Reconocerlas como IMPORTANTES no es un gesto retórico. Es un acto de justicia simbólica. Es dignificar su existencia y afirmar que su vida, su esfuerzo y su sufrimiento también importan. Es comprender que la grandeza de una sociedad no se mide solo por sus éxitos visibles, sino por la manera en que cuida a quienes atraviesan momentos de fragilidad.

La Gala IMPORTANTES celebra trayectorias ejemplares. Y está bien que así sea. Necesitamos referentes. Necesitamos ejemplos que inspiren, que demuestren que el talento y el compromiso tienen sentido. Pero necesitamos, al mismo tiempo, ampliar nuestra mirada. Entender que la categoría de “importante” no puede limitarse a quienes destacan por logros extraordinarios, sino que debe incluir a quienes sostienen lo ordinario con una dignidad extraordinaria.

Quizá el verdadero reto como comunidad sea construir una cultura donde cada persona se sienta reconocida en su valor intrínseco. Donde nadie tenga que convertirse en noticia trágica para ser visible. Donde el reconocimiento no sea excepcional, sino cotidiano.

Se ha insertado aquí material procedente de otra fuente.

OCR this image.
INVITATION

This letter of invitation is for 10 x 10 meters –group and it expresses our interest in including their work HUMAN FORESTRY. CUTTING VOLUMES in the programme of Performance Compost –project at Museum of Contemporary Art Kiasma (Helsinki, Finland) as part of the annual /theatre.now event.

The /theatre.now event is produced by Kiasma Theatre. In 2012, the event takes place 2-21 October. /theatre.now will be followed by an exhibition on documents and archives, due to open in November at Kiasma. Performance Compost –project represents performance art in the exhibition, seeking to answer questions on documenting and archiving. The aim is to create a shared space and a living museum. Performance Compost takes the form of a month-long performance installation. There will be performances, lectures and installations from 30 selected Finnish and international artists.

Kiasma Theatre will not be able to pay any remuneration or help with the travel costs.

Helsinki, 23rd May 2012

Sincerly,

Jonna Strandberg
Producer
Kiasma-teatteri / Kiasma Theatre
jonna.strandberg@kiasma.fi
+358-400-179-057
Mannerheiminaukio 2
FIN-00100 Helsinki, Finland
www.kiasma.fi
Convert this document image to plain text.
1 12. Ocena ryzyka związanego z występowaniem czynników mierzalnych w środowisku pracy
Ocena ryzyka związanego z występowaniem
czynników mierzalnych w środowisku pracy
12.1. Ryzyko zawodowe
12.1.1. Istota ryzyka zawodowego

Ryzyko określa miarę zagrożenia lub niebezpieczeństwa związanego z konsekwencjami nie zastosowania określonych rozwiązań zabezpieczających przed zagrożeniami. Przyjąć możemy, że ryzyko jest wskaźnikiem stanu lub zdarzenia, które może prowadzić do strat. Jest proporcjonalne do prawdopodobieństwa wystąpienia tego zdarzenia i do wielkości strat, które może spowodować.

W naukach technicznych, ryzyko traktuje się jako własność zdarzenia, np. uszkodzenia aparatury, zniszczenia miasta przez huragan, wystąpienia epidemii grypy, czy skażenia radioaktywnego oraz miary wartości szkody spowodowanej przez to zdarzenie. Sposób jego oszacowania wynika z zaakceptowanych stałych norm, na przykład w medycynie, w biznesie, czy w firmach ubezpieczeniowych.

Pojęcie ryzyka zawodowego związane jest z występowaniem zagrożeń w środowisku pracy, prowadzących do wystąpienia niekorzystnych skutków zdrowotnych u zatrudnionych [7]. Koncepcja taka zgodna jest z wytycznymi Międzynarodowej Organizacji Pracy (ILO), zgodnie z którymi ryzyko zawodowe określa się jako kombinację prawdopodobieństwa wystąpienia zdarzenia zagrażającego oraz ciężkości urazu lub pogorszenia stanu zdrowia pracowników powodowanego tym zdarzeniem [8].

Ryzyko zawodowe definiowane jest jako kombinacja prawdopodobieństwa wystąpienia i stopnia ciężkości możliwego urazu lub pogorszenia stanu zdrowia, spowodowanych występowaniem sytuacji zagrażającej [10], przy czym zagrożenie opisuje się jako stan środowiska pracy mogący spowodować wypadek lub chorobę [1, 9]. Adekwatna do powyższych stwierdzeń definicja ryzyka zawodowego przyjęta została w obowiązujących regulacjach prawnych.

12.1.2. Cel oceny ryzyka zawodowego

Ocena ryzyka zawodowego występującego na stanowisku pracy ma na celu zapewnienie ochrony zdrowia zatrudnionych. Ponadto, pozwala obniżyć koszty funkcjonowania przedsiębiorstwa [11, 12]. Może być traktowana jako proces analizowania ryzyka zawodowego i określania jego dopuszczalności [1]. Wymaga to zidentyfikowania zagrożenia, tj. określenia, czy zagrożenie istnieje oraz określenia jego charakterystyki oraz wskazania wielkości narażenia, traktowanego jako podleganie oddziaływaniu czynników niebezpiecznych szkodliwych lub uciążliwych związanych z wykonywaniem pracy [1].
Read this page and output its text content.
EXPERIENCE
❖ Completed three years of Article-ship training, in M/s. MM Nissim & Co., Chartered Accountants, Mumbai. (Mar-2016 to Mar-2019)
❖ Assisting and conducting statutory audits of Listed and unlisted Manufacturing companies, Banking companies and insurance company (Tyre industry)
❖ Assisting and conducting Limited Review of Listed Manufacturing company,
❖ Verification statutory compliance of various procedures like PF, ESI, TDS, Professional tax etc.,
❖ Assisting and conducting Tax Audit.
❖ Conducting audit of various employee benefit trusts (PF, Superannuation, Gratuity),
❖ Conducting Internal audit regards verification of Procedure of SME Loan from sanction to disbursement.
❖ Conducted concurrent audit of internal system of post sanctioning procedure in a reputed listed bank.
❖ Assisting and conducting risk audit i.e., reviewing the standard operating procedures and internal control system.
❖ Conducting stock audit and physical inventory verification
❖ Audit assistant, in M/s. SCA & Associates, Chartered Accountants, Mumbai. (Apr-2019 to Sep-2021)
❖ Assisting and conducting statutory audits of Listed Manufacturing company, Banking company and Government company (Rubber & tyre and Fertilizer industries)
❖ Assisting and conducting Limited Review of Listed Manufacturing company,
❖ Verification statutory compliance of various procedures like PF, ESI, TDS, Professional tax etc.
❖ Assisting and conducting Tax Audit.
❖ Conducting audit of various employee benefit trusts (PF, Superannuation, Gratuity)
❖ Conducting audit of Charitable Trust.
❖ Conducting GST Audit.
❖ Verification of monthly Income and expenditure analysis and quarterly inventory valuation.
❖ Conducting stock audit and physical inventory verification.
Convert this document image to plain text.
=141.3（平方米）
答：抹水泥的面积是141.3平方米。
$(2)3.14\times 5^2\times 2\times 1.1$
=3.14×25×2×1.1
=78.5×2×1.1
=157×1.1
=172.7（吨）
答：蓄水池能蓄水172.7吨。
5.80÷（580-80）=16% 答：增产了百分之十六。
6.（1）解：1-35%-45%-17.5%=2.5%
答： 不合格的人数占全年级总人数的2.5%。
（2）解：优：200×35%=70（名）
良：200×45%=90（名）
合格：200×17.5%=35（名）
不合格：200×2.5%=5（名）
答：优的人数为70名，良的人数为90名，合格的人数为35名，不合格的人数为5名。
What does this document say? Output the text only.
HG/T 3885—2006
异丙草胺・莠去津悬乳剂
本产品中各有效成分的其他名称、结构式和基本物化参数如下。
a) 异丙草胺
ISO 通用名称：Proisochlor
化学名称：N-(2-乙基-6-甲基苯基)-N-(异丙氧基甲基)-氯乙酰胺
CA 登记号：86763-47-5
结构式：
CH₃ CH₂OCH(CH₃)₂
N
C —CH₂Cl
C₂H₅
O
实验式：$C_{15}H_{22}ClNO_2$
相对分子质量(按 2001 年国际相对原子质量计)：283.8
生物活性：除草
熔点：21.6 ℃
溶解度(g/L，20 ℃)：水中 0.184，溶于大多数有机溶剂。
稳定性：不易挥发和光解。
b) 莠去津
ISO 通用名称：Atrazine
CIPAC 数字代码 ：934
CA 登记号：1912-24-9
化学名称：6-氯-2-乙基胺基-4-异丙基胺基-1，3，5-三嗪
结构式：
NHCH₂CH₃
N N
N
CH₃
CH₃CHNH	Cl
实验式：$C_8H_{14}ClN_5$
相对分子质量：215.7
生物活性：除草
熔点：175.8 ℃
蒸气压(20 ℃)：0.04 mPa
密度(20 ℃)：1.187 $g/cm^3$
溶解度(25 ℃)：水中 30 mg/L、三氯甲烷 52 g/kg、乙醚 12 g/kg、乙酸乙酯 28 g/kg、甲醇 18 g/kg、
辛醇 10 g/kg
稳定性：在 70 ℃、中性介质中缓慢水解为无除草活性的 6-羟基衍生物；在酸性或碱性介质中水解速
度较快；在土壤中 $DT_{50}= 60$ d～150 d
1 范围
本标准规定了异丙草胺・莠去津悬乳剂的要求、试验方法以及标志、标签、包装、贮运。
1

Celebremos, por tanto, con alegría sincera a quienes este jueves recibirán su merecido aplauso. Pero hagámoslo también con conciencia. Recordando que una sociedad madura no solo premia el mérito, sino que protege la dignidad. Que no solo distingue la excelencia, sino que cuida la vulnerabilidad.

Porque, en realidad, una comunidad fuerte no es la que tiene más IMPORTANTES sobre el escenario, sino la que es capaz de reconocer como IMPORTANTES a todas las personas que la hacen posible.

Y de eso, en el fondo, depende el tipo de sociedad que queremos ser.